何度でも書く。
きょうから本格的に始まる今度の臨時国会の最大の争点は、安保政策3文書改定問題だ。
なぜなら、それは戦後の日本の対米従属の防衛政策の行き着く先であるからだ。
そしてその目的は明確だ。
中国を明確に脅威とみなし、日本の防衛政策を台湾有事を前提にしたものに特化させるためである。
日本の国運を左右するこんな重要な政策決定を前にして、国会はこれまで一度もまともな議論をして来なかった。
そして今度の国会の審議日程は12月中旬までと限られている。
いつ、どのような形で本格的な議論が始まるというのか。
そう思っていたら、奇しくもきょう10月16日の読売と朝日が、国家安保戦略3文書について特集記事を組んだ。

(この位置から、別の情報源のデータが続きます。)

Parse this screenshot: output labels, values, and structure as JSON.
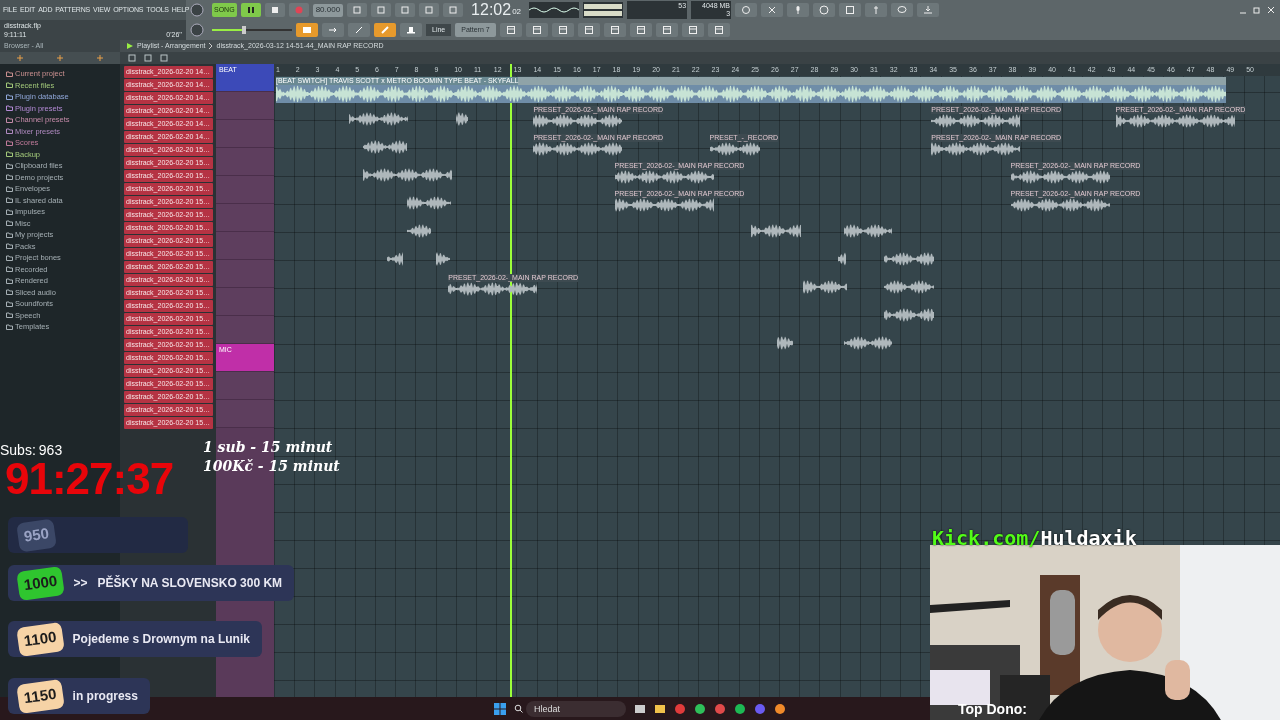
{
  "menu": [
    "FILE",
    "EDIT",
    "ADD",
    "PATTERNS",
    "VIEW",
    "OPTIONS",
    "TOOLS",
    "HELP"
  ],
  "project": {
    "file": "disstrack.flp",
    "time": "9:11:11",
    "hint": "0'26''"
  },
  "transport": {
    "mode": "SONG",
    "song_mode": true,
    "tempo": "80.000",
    "time_main": "12:02",
    "time_sub": "02",
    "cpu": "53",
    "memory": "4048 MB",
    "polyphony": "3",
    "snap": "Line",
    "pattern": "Pattern 7"
  },
  "browser": {
    "title": "Browser - All",
    "items": [
      {
        "label": "Current project",
        "color": "#c98f8f"
      },
      {
        "label": "Recent files",
        "color": "#a3c97a"
      },
      {
        "label": "Plugin database",
        "color": "#8fa6d8"
      },
      {
        "label": "Plugin presets",
        "color": "#b48ad6"
      },
      {
        "label": "Channel presets",
        "color": "#c48aa8"
      },
      {
        "label": "Mixer presets",
        "color": "#b08ac0"
      },
      {
        "label": "Scores",
        "color": "#c07a9a"
      },
      {
        "label": "Backup",
        "color": "#a3c97a"
      },
      {
        "label": "Clipboard files",
        "color": "#a6b0b5"
      },
      {
        "label": "Demo projects",
        "color": "#a6b0b5"
      },
      {
        "label": "Envelopes",
        "color": "#a6b0b5"
      },
      {
        "label": "IL shared data",
        "color": "#a6b0b5"
      },
      {
        "label": "Impulses",
        "color": "#a6b0b5"
      },
      {
        "label": "Misc",
        "color": "#a6b0b5"
      },
      {
        "label": "My projects",
        "color": "#a6b0b5"
      },
      {
        "label": "Packs",
        "color": "#a6b0b5"
      },
      {
        "label": "Project bones",
        "color": "#a6b0b5"
      },
      {
        "label": "Recorded",
        "color": "#a6b0b5"
      },
      {
        "label": "Rendered",
        "color": "#a6b0b5"
      },
      {
        "label": "Sliced audio",
        "color": "#a6b0b5"
      },
      {
        "label": "Soundfonts",
        "color": "#a6b0b5"
      },
      {
        "label": "Speech",
        "color": "#a6b0b5"
      },
      {
        "label": "Templates",
        "color": "#a6b0b5"
      }
    ]
  },
  "playlist": {
    "title": "Playlist - Arrangement",
    "path": "disstrack_2026-03-12 14-51-44_MAIN RAP RECORD"
  },
  "clip_list": [
    "disstrack_2026-02-20 14…",
    "disstrack_2026-02-20 14…",
    "disstrack_2026-02-20 14…",
    "disstrack_2026-02-20 14…",
    "disstrack_2026-02-20 14…",
    "disstrack_2026-02-20 14…",
    "disstrack_2026-02-20 15…",
    "disstrack_2026-02-20 15…",
    "disstrack_2026-02-20 15…",
    "disstrack_2026-02-20 15…",
    "disstrack_2026-02-20 15…",
    "disstrack_2026-02-20 15…",
    "disstrack_2026-02-20 15…",
    "disstrack_2026-02-20 15…",
    "disstrack_2026-02-20 15…",
    "disstrack_2026-02-20 15…",
    "disstrack_2026-02-20 15…",
    "disstrack_2026-02-20 15…",
    "disstrack_2026-02-20 15…",
    "disstrack_2026-02-20 15…",
    "disstrack_2026-02-20 15…",
    "disstrack_2026-02-20 15…",
    "disstrack_2026-02-20 15…",
    "disstrack_2026-02-20 15…",
    "disstrack_2026-02-20 15…",
    "disstrack_2026-02-20 15…",
    "disstrack_2026-02-20 15…",
    "disstrack_2026-02-20 15…"
  ],
  "tracks": [
    {
      "name": "BEAT",
      "color": "#3c4ab8"
    },
    {
      "name": "MIC",
      "color": "#c02fa8"
    }
  ],
  "ruler": [
    "1",
    "2",
    "3",
    "4",
    "5",
    "6",
    "7",
    "8",
    "9",
    "10",
    "11",
    "12",
    "13",
    "14",
    "15",
    "16",
    "17",
    "18",
    "19",
    "20",
    "21",
    "22",
    "23",
    "24",
    "25",
    "26",
    "27",
    "28",
    "29",
    "30",
    "31",
    "32",
    "33",
    "34",
    "35",
    "36",
    "37",
    "38",
    "39",
    "40",
    "41",
    "42",
    "43",
    "44",
    "45",
    "46",
    "47",
    "48",
    "49",
    "50"
  ],
  "beat_clip": {
    "label": "[BEAT SWITCH] TRAVIS SCOTT x METRO BOOMIN TYPE BEAT - SKYFALL"
  },
  "clips": [
    {
      "label": "PRESET_2026-02-_MAIN RAP RECORD"
    },
    {
      "label": "PRESET_2026-02-_MAIN RAP RECORD"
    },
    {
      "label": "PRESET_2026-02-_MAIN RAP RECORD"
    },
    {
      "label": "PRESET_2026-02-_MAIN RAP RECORD"
    },
    {
      "label": "PRESET_-_RECORD"
    },
    {
      "label": "PRESET_2026-02-_MAIN RAP RECORD"
    },
    {
      "label": "PRESET_2026-02-_MAIN RAP RECORD"
    },
    {
      "label": "PRESET_2026-02-_MAIN RAP RECORD"
    },
    {
      "label": "PRESET_2026-02-_MAIN RAP RECORD"
    },
    {
      "label": "PRESET_2026-02-_MAIN RAP RECORD"
    },
    {
      "label": "PRESET_2026-02-_MAIN RAP RECORD"
    }
  ],
  "overlay": {
    "subs_label": "Subs:",
    "subs": "963",
    "timer": "91:27:37",
    "rates": [
      "1 sub - 15 minut",
      "100Kč - 15 minut"
    ],
    "goals": [
      {
        "amount": "950",
        "color": "#3b4766",
        "done": true
      },
      {
        "amount": "1000",
        "color": "#2fc52f",
        "done": false,
        "prefix": ">>",
        "text": "PĚŠKY NA SLOVENSKO 300 KM"
      },
      {
        "amount": "1100",
        "color": "#f6d3a6",
        "done": false,
        "text": "Pojedeme s Drownym na Lunik"
      },
      {
        "amount": "1150",
        "color": "#f6d3a6",
        "done": false,
        "text": "in progress"
      }
    ],
    "webcam": {
      "kind": "picture",
      "site": "Kick.com/",
      "channel": "Huldaxik",
      "top_dono": "Top Dono:"
    }
  },
  "taskbar": {
    "search": {
      "placeholder": "Hledat"
    }
  }
}
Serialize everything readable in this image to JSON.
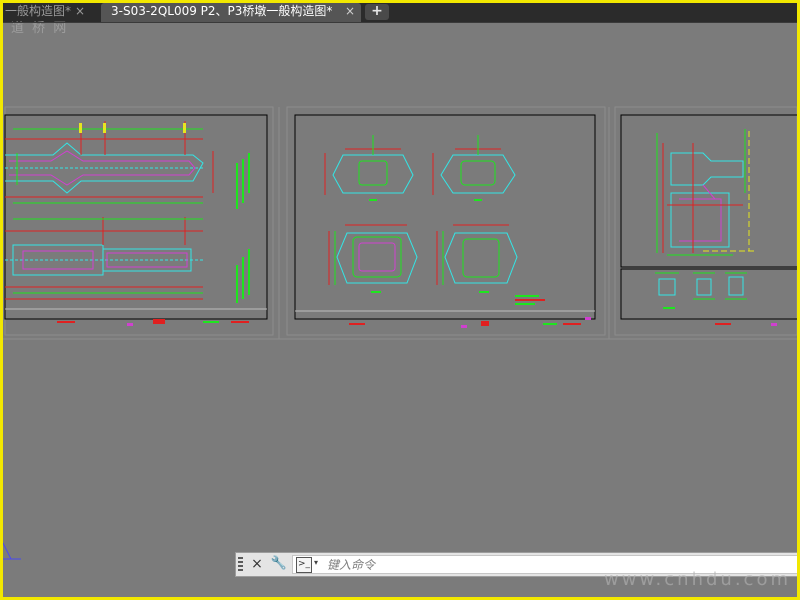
{
  "tabs": [
    {
      "label": "一般构造图*",
      "close": "×"
    },
    {
      "label": "3-S03-2QL009 P2、P3桥墩一般构造图*",
      "close": "×"
    }
  ],
  "add_tab_label": "+",
  "watermark_top": "道 桥 网",
  "watermark_bottom": "www.cnhdu.com",
  "command_line": {
    "close_icon": "×",
    "tool_icon": "🔧",
    "prompt_icon": ">_",
    "dropdown": "▾",
    "placeholder": "键入命令"
  },
  "colors": {
    "frame": "#f2e800",
    "canvas": "#7b7b7b",
    "cyan": "#33e6e6",
    "green": "#1ee61e",
    "red": "#e02020",
    "yellow": "#e6e61e",
    "magenta": "#d040d0"
  }
}
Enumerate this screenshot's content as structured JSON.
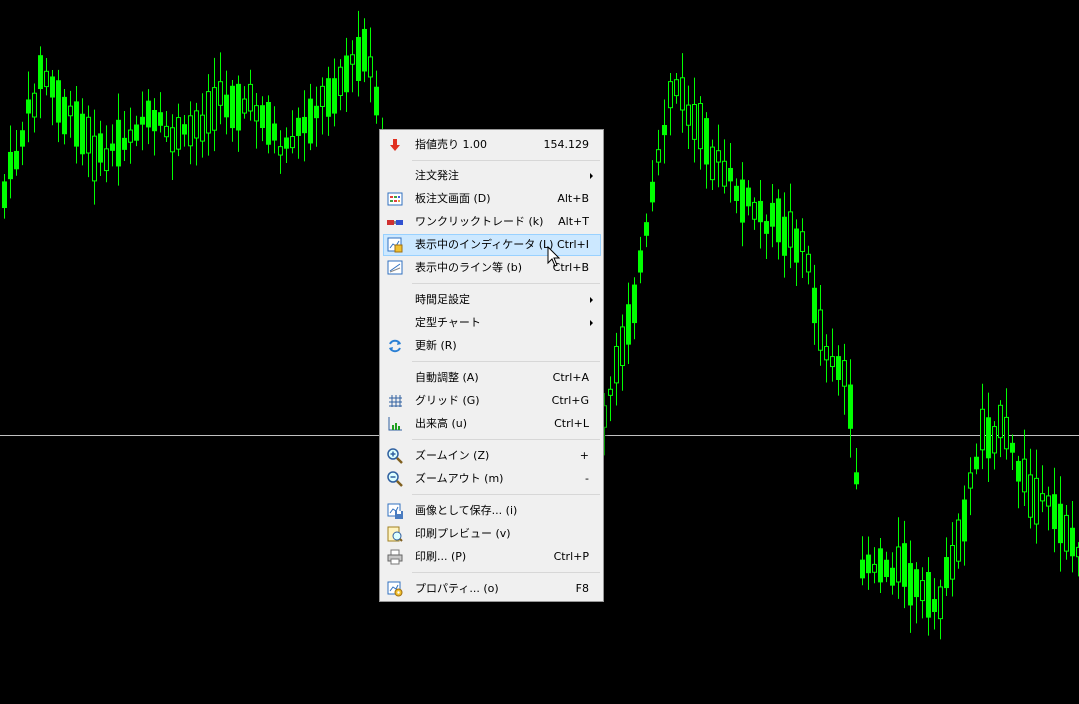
{
  "chart": {
    "background": "#000000",
    "candle_color": "#00ff00",
    "price_line_color": "#c0c0c0"
  },
  "menu": {
    "items": [
      {
        "label": "指値売り 1.00",
        "value": "154.129",
        "icon": "sell-arrow-icon"
      },
      {
        "label": "注文発注",
        "submenu": true
      },
      {
        "label": "板注文画面 (D)",
        "shortcut": "Alt+B",
        "icon": "order-board-icon"
      },
      {
        "label": "ワンクリックトレード (k)",
        "shortcut": "Alt+T",
        "icon": "one-click-trade-icon"
      },
      {
        "label": "表示中のインディケータ (L)",
        "shortcut": "Ctrl+I",
        "icon": "indicators-icon",
        "highlighted": true
      },
      {
        "label": "表示中のライン等 (b)",
        "shortcut": "Ctrl+B",
        "icon": "objects-icon"
      },
      {
        "label": "時間足設定",
        "submenu": true
      },
      {
        "label": "定型チャート",
        "submenu": true
      },
      {
        "label": "更新 (R)",
        "icon": "refresh-icon"
      },
      {
        "label": "自動調整 (A)",
        "shortcut": "Ctrl+A"
      },
      {
        "label": "グリッド (G)",
        "shortcut": "Ctrl+G",
        "icon": "grid-icon"
      },
      {
        "label": "出来高 (u)",
        "shortcut": "Ctrl+L",
        "icon": "volume-icon"
      },
      {
        "label": "ズームイン (Z)",
        "shortcut": "+",
        "icon": "zoom-in-icon"
      },
      {
        "label": "ズームアウト (m)",
        "shortcut": "-",
        "icon": "zoom-out-icon"
      },
      {
        "label": "画像として保存... (i)",
        "icon": "save-image-icon"
      },
      {
        "label": "印刷プレビュー (v)",
        "icon": "print-preview-icon"
      },
      {
        "label": "印刷... (P)",
        "shortcut": "Ctrl+P",
        "icon": "print-icon"
      },
      {
        "label": "プロパティ... (o)",
        "shortcut": "F8",
        "icon": "properties-icon"
      }
    ]
  }
}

それを読むと、この3文書がいかに深刻な矛盾を抱えているかがわかる。
「日本の防衛政策は重大な転換点を迎えている」
こういう書き出しで始まる、内田明憲という編集委員の特集記事の要旨はこうだ。
米国はこれまで日本が先制攻撃力を持つ事を決して許してこなかった。
日本の軍事大国化を防ぎ、中国や韓国の反発を招かないためだ。
在日米軍の存在は、そのための「ビンの蓋」の役割だ、と発言した在日米海兵隊司令官もいたぐらいだ。
その米国のオースティン国防大臣が、9月14日に浜田防衛相との会談で、日本が敵基地攻撃力を持つ事について「強い支持」を表明した。
ついに日米同盟はここまで成熟したのだ、と内田編集委員は評価した。
しかし、その後で、米中の軍事バランスが中国優位に変化した事の裏返しでもあり日本はハッピーと言い切れない、いよいよ自衛隊の強化が必要だ、と書いているのだ。
これ以上の矛盾はない。
朝日の特集記事は、もっと矛盾に満ちたものだ。
すなわち、日本政府は、つねに「米国に見捨てられる」警戒感と、「米国の戦争に巻き込まれる」警戒感の二つの現実に直面していると書いている。
つまり、ウクライナのように代理戦争に立たされる警戒感と、日米同盟の深化によって日本が望まない中国との戦争に巻き込まれる警戒感、これである。
そして、その二つの警戒感に答えを出せないまま、日本政府はあらたな国家安保戦略3文書を年内にも決めなければいけない。
その内容如何では日本の防衛政策の転換につながりかねない可能性がある。
と書き、最後に、日本に突きつけられた課題を随時特集します、で終わっている。
何と悠長な特集記事だ。
読売も朝日も、まるで深刻さや緊迫感がない。
それでも特集記事を書くだけまだましだ。
他紙はこれからどのような記事を書くつもりなのか。
それよりも、何よりも、野党はなぜ日本政府に議論を挑まないのか。
自民・公明両党はトップクラスを動員して協議を始めているというのに。
そう思って気づいた。
習近平主席の中国を脅威とみなす姿勢は、野党も自公政権とまったく同じだ。
ロシアや北朝鮮に対する敵視政策はいうまでもない。
これでは安保政策3文書改定を阻止する事は野党には期待出来ない。
日本はあっさりとルビコンを渡ることになる。
それでいいはずがない。
いまこそ沖縄の出番だ。
沖縄党をつくって国政に参加すべきだ。
参加するだけでなく、連立政権の一翼を担うのだ。
そして、日本を憲法9条を実践する国に引き戻すのだ。
それが出来なければ、沖縄は中国と直接に話し合って、沖縄だけは中国と戦わなない、中国は沖縄だけは攻撃しない、そういう不戦の覚書、平和的共存共栄の覚書を交わすのだ。
沖縄が本気でそう臨めば、三期目に入ってますます指導力を強める習近平主席は、打てば響くに違いない。
沖縄こそが日本の希望だ。
日本の未来だ。
その事を沖縄は今こそ証明して見せる時だ。